Learning is the ability to glean relevant information about, from, and with other people.

Understanding is the ability to see patterns of behavior and values that reveal the integrity of a people.

Serving is the ability to relate to people in such a way that their dignity as human beings is affirmed and that they are more empowered to live God-glorifying lives.

Each definition includes the word “ability.”  An ability, according to Dr. Elmer, is “something we can do, do better and even master.”  And that’s good because we all need to to improve, especially when we are in a cross-cultural ministry.

Each one of these steps has much to offer us in improving our ability to serve cross-culturally, but I only have space to focus on the first two which are needed to begin the journey.

When I was heading up a ministry focused on ministering to international students one of my major frustrations was finding volunteers (both students and non-students) who were “open” to spending time with international students.  Many people were good at making meals, giving money, or verbally supporting what I was doing.  But it was often hard to get people to actually get in the trenches, so to speak, and do the hard work of cross-cultural relationships.  But after reading Dr. Elmer’s chapter on “Openness,” I understand that many people, even while wanting to serve, are not able to be effective due to a limited ability to be open.

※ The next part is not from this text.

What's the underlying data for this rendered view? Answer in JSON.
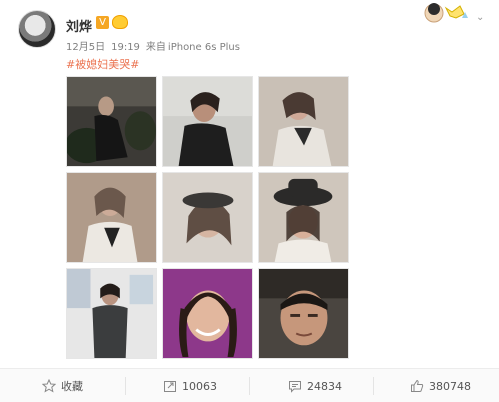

According to Dr. Elmer, several skills are needed to be open.  These skills are:  suspending judgment, tolerance for ambiguity, thinking gray, and positive attribution.  To sum these skills up, perhaps we should say that we need more cultural mental “margin” in how we think about others.  Perhaps things will not make sense in the beginning, but with time we will come to see the patterns that do make sense in the lives of others.  By not writing someone off early in the relationship due to miscommunication, unexpected behavior, or prejudice, we remain open for more understanding and those long-expected “aha” moments.  Being open to those who are not like us is the gate to cross-cultural servanthood.

What I like about the chapter on “acceptance” is how he describes obstacles that prevent us from accepting others.  He lists five:  language, impatience, ethnocentrism, category width, and dogmatism.  Each of these obstacles have impact on our ministry to people from other cultures, but one that really interested me was “category width.”  Narrow category width people don’t have as many categories for classifying experiences.  Thus when they experience something that seems culturally “different” they may just place it in the “wrong” category.  This person, this situation, this behavior is “wrong,” so I need to move on.    For those with “wide category width” they are able to create new categories for “cultural differences.” You can see how having “narrow category width” sets up conflict between missionaries/servants and those they wish to help.

So how does Dr. Elmer’s steps help us become better servants?  Discovering, learning about, and processing these obstacles is a great training exercise to improve one’s ability to be a better servant.  Reading through the list of steps and then asking yourself or team questions about how they relate to your ministry will bring out issues you most likely have not thought about.

  • Do you care if your team is building trust with those you are serving?  Or do you “serve” from a position of power?
  • Do you want to learn from those whom you serve?  Or do you just want to teach them?
  • Do you see integrity and value in the culture of those you minister to, or do you just want to change them?
  • Is your serving affirming their dignity and empowering them to live God-glorifying lives?

I could go on and on with the questions, but I think you are getting an idea of how you will be challenged yet encouraged by reading Dr. Elmer’s book.  Doing cross-cultural ministry can be an exciting, spiritually rewarding ministry.  It can also be a frustrating and draining ministry.  But the good news about working with young student volunteers is that you can begin bringing up these issues and improving skills before natural tendencies that make cross-cultural ministry difficult get deeply ingrained in them.  Start laying out your steps for this very important journey.